Left, Right & Center
Jewish World Review / January 2, 1998 / 4 Tevet, 5758
Majoring In Sex
IMAGINE A YOUNGSTER home from college circa 1976. Her father asks amiably, "How are your studies going?" The young lady responds, "Well, I'm majoring in sex." Depending upon the father's view of premarital sex, his response might range from horror to mild amusement. But never, never would a father in mid-'70s America have imagined that his daughter was speaking the literal truth.
Those were halcyon, innocent days compared to today's academy. Today, leading universities will take tens of thousands of your dollars to offer courses (and sometimes even majors) in such subjects as "Lesbian, Gay and Bisexual Studies," "Queer Lives" and "Sexuality Today."
According to The New York Times, at the University of Virginia, co-educational pairs of students use Play-Doh to mold genitals. "If we can discuss the heart, stomach and elbow without embarrassment," explains Susan Tate, who teaches the Play-Doh course, "we should be able to talk about the penis, clitoris and vagina without laughing."
This is an academic subject? How are the students graded? one shudders to ask. Those who show the least embarrassment get A's?
At Brown University, an Ivy League school, students can major in something called "Sexuality and Society." Now, even if one could imagine a serious scientific study of sexuality within the context of psychology or physiology, it's difficult to imagine that there would be sufficient material to comprise a major. But the inclusion of the word "society" gives the game away. This is not an academic discipline. This is propaganda.
The New York Times reports that among the required courses in this field of study are the biology of gender (whatever that means), an introduction to gay and lesbian literary and cultural studies, the history of sexuality, and a course called Queers and Culture (which appears on the student's transcript as "Identities/ Communities," the better to bamboozle future employers).
One former student who majored in Sexuality and Society, and who now works for a gay health center in Boston, was lavish in his praise of his undergraduate training. "What I really like about queer theory is that rather than looking at minority or dissident sexuality vs. the mainstream, we question a lot of basic assumptions we have about sexuality," Marshall Miller told the Times.

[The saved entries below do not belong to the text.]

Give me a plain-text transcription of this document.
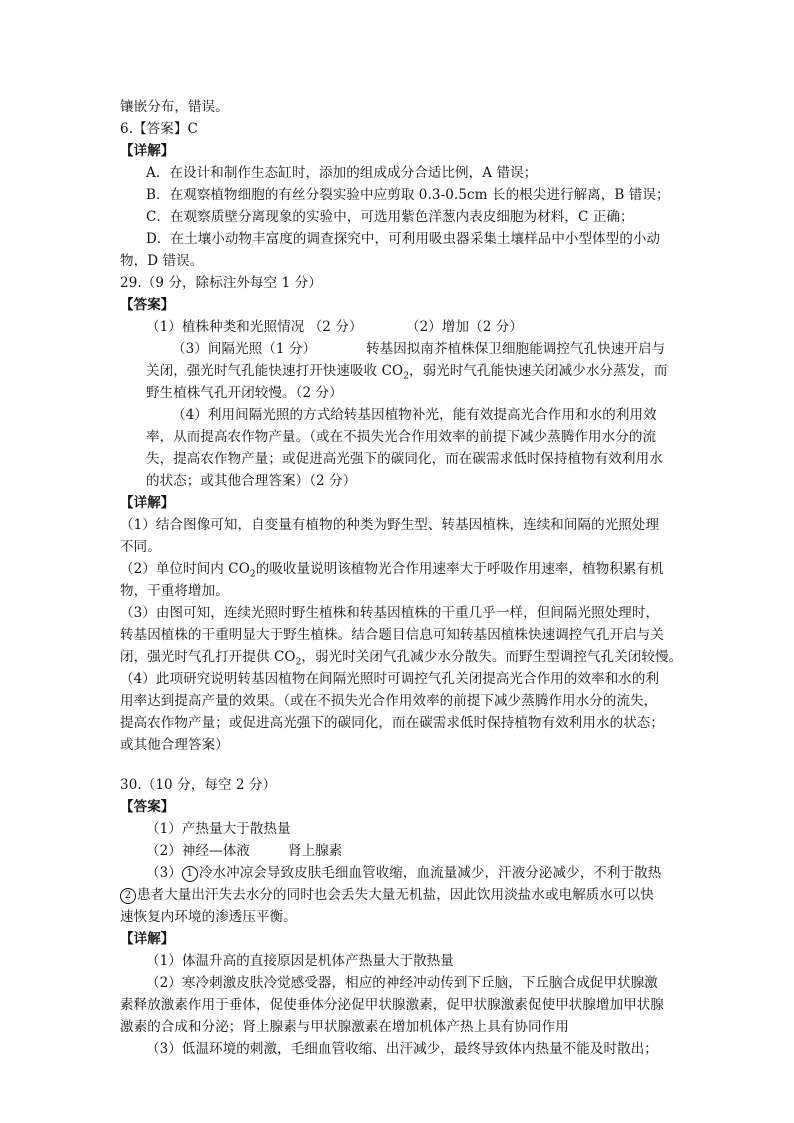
镶嵌分布，错误。
6.【答案】C
【详解】
A．在设计和制作生态缸时，添加的组成成分合适比例，A 错误；
B．在观察植物细胞的有丝分裂实验中应剪取 0.3-0.5cm 长的根尖进行解离，B 错误；
C．在观察质壁分离现象的实验中，可选用紫色洋葱内表皮细胞为材料，C 正确；
D．在土壤小动物丰富度的调查探究中，可利用吸虫器采集土壤样品中小型体型的小动
物，D 错误。
29.（9 分，除标注外每空 1 分）
【答案】
（1）植株种类和光照情况 （2 分）	（2）增加（2 分）
（3）间隔光照（1 分）	转基因拟南芥植株保卫细胞能调控气孔快速开启与
关闭，强光时气孔能快速打开快速吸收 $CO_2$，弱光时气孔能快速关闭减少水分蒸发，而
野生植株气孔开闭较慢。（2 分）
（4）利用间隔光照的方式给转基因植物补光，能有效提高光合作用和水的利用效
率，从而提高农作物产量。（或在不损失光合作用效率的前提下减少蒸腾作用水分的流
失，提高农作物产量；或促进高光强下的碳同化，而在碳需求低时保持植物有效利用水
的状态；或其他合理答案）（2 分）
【详解】
（1）结合图像可知，自变量有植物的种类为野生型、转基因植株，连续和间隔的光照处理
不同。
（2）单位时间内 $CO_2$的吸收量说明该植物光合作用速率大于呼吸作用速率，植物积累有机
物，干重将增加。
（3）由图可知，连续光照时野生植株和转基因植株的干重几乎一样，但间隔光照处理时，
转基因植株的干重明显大于野生植株。结合题目信息可知转基因植株快速调控气孔开启与关
闭，强光时气孔打开提供 $CO_2$，弱光时关闭气孔减少水分散失。而野生型调控气孔关闭较慢。
（4）此项研究说明转基因植物在间隔光照时可调控气孔关闭提高光合作用的效率和水的利
用率达到提高产量的效果。（或在不损失光合作用效率的前提下减少蒸腾作用水分的流失，
提高农作物产量；或促进高光强下的碳同化，而在碳需求低时保持植物有效利用水的状态；
或其他合理答案）
30.（10 分，每空 2 分）
【答案】
（1）产热量大于散热量
（2）神经—体液	肾上腺素
（3） 1 冷水冲凉会导致皮肤毛细血管收缩，血流量减少，汗液分泌减少，不利于散热
2 患者大量出汗失去水分的同时也会丢失大量无机盐，因此饮用淡盐水或电解质水可以快
速恢复内环境的渗透压平衡。
【详解】
（1）体温升高的直接原因是机体产热量大于散热量
（2）寒冷刺激皮肤冷觉感受器，相应的神经冲动传到下丘脑，下丘脑合成促甲状腺激
素释放激素作用于垂体，促使垂体分泌促甲状腺激素，促甲状腺激素促使甲状腺增加甲状腺
激素的合成和分泌；肾上腺素与甲状腺激素在增加机体产热上具有协同作用
（3）低温环境的刺激，毛细血管收缩、出汗减少，最终导致体内热量不能及时散出；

Ordinary Americans, hearing about this perversion of higher education, must think that universities are off in some peculiar world of their own. But consider the case of the State University of New York. The New Paltz campus hosted a conference on women's sexuality titled "Revolting Behavior: The Challenge of Women's Sexual Freedom." Topics covered included sex toys and sadomasochism -- both of which were enthusiastically endorsed by the "scholars" involved. The title of the sadomasochism lecture was "Safe, Sane and Consensual S&M: An Alternative Way of Loving."
One of the members of the board of trustees of the State University of New York, Dr. Candace de Russy, appointed by Republican Gov. George Pataki (elections do matter), attended the conference and immediately called for the resignation of the president of the university, Roger Bowen, who gave opening remarks at the conference. De Russy called the conference "a travesty of academic standards" that had "absolutely nothing to do with the college's undergraduate mission."
Obvious, one would have thought. But de Russy was slapped down by the other trustees and by the ever-reliable New York Times editorial page. The conference on "women's sexuality" may have made some people uneasy, sniffed the Times, but it deserves protection "on grounds of free speech and academic freedom." De Russy, the voice of the establishment admonished, should halt her "destructive assaults on the institution she is supposed to be safeguarding."
Something queer is going on here, and it isn't just queer theory. America's elites have completely lost their judgment and common sense. College is a unique opportunity for students to revel in the riches of learning passed down through three millennia. There is more beauty, mystery and wonder in the world than any student can hope to taste even in four full years. To waste any of that precious (and expensive) time on nonsense is almost criminal.